According to FINRA, Puma Capital, LLC was fined $100,000 for failing to establish, maintain, and enforce written policies and procedures reasonably designed to prevent trade-throughs.
Despite receiving a warning from FINRA, the firm had no policy or process to determine whether the intermarket sweep orders (ISOs) it routed were received and executed as intended by the venues to which it directed them. The firm relied on its order management system to route ISOs when filling orders from its inventory that would trade through a protected quote at another venue.

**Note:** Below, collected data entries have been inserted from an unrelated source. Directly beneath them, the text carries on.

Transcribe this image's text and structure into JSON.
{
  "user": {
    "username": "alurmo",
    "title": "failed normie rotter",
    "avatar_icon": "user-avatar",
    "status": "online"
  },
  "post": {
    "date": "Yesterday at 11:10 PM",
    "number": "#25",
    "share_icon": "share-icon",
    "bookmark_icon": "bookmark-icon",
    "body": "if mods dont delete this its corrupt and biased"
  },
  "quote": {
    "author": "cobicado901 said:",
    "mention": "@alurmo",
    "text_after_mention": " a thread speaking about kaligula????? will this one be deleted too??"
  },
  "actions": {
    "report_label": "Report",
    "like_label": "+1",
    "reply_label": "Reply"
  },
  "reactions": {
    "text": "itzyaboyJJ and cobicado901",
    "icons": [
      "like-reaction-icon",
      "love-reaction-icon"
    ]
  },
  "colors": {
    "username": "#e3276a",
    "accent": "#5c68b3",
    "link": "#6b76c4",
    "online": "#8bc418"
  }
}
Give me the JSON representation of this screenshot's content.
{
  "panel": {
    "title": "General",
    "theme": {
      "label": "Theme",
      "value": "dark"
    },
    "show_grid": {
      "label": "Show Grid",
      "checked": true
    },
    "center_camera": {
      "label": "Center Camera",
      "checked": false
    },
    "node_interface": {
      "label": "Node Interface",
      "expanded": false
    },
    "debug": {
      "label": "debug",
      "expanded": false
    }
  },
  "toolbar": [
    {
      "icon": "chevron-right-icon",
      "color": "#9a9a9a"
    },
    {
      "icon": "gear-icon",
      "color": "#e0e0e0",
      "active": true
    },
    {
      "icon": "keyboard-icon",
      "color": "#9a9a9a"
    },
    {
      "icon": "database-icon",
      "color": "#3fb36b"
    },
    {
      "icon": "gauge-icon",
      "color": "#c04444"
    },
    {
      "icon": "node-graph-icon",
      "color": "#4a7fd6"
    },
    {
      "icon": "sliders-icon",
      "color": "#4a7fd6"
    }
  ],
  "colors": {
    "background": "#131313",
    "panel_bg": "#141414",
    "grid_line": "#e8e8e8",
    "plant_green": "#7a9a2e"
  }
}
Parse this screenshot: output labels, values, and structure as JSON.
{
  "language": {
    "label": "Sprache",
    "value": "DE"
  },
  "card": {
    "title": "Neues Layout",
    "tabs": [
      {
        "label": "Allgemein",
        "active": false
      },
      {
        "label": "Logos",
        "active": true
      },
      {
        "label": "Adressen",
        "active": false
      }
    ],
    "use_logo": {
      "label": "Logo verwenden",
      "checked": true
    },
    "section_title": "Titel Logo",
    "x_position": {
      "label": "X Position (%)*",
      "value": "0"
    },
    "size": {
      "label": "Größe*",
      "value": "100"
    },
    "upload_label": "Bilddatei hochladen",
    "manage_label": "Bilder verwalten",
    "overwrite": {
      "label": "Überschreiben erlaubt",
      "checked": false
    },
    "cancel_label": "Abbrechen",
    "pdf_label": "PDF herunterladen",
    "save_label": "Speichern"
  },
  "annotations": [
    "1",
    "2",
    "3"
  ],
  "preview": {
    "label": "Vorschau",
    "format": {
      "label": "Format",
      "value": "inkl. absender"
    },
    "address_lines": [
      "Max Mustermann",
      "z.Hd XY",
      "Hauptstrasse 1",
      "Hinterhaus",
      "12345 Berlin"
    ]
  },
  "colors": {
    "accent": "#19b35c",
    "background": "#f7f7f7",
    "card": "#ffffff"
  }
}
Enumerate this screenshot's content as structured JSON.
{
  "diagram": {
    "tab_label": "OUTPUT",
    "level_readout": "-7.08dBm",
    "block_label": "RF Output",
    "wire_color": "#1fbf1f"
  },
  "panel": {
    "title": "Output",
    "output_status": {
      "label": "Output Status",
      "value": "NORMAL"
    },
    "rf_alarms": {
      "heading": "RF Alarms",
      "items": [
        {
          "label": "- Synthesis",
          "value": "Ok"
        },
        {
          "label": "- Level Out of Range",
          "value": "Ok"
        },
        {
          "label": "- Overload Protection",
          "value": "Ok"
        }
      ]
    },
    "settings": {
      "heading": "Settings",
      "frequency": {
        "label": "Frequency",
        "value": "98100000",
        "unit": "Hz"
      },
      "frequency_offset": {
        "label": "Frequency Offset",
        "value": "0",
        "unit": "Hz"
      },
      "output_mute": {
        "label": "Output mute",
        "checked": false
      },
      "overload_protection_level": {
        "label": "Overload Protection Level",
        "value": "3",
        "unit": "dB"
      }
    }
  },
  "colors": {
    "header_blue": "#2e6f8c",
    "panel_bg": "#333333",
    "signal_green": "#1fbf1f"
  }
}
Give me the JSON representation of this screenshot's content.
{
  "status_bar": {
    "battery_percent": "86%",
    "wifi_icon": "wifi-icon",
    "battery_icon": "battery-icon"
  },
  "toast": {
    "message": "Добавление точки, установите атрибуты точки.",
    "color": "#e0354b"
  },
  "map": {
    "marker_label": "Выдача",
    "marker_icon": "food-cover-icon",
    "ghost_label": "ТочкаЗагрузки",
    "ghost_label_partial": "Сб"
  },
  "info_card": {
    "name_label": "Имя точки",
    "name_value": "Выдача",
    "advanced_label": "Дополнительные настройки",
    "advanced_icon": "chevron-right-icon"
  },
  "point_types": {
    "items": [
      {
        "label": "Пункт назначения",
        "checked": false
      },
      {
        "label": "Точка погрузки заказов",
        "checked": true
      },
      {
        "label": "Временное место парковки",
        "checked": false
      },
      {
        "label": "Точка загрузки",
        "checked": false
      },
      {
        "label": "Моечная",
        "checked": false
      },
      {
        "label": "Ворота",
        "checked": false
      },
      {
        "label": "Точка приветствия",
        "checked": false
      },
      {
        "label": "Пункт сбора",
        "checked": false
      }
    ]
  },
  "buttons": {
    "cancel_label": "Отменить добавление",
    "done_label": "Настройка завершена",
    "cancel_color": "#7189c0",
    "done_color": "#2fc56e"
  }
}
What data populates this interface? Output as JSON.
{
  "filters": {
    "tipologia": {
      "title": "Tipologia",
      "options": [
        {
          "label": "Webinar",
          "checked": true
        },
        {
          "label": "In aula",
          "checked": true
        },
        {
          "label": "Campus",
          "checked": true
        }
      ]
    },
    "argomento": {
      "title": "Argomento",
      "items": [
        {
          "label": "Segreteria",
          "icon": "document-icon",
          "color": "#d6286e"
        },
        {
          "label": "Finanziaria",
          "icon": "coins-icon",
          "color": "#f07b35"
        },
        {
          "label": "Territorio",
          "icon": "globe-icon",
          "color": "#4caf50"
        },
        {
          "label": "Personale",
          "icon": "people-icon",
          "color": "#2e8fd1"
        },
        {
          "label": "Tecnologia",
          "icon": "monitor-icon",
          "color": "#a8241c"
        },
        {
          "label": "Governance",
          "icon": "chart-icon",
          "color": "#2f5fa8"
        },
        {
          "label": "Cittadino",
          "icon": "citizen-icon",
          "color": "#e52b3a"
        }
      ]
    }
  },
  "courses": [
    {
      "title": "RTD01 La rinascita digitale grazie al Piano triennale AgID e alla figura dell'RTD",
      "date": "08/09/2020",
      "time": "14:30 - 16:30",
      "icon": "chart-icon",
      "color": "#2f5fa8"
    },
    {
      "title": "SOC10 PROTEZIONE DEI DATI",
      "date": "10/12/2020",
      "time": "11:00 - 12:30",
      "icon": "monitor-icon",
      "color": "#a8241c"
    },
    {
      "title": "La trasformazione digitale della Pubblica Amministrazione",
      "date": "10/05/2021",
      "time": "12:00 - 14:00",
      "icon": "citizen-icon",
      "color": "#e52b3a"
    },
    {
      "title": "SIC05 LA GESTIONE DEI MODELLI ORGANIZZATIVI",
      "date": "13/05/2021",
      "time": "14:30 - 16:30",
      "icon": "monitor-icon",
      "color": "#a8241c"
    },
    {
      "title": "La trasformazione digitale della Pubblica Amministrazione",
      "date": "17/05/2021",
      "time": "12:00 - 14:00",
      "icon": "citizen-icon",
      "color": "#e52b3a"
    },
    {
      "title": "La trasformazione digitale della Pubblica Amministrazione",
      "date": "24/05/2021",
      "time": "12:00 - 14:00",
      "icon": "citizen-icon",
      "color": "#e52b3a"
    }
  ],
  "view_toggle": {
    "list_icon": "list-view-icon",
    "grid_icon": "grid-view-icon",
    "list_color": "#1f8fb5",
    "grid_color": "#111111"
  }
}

Due to a coding issue in the firm's OMS, venue identifications for newly-added venues were left blank in electronic messages sent to the broker-dealer providing routing services. This caused ISOs directed to these venues to be executed in the routing broker's dark pool rather than on the intended exchanges, resulting in trade-throughs of protected quotes. After discovering this issue with one venue and fixing it, the firm still failed to implement procedures to verify ISO routing, allowing the same coding error to recur with three other venues.
Later, an update to the routing broker's system inadvertently caused it to stop appending proper execution instructions to ISOs, again causing trade-throughs that the firm failed to identify. Only after these repeated failures did the firm begin obtaining reports to verify where its ISOs were actually being executed.
Trade-throughs occur when a trade is executed at a price inferior to the best available price displayed on another trading venue. Regulation NMS prohibits trade-throughs to ensure investors receive the best available prices. When firms fail to properly route orders or verify execution quality, investors may receive worse prices than they should, resulting in real economic harm. This case demonstrates the importance of firms implementing robust controls and monitoring systems to ensure customer orders receive proper handling and best execution.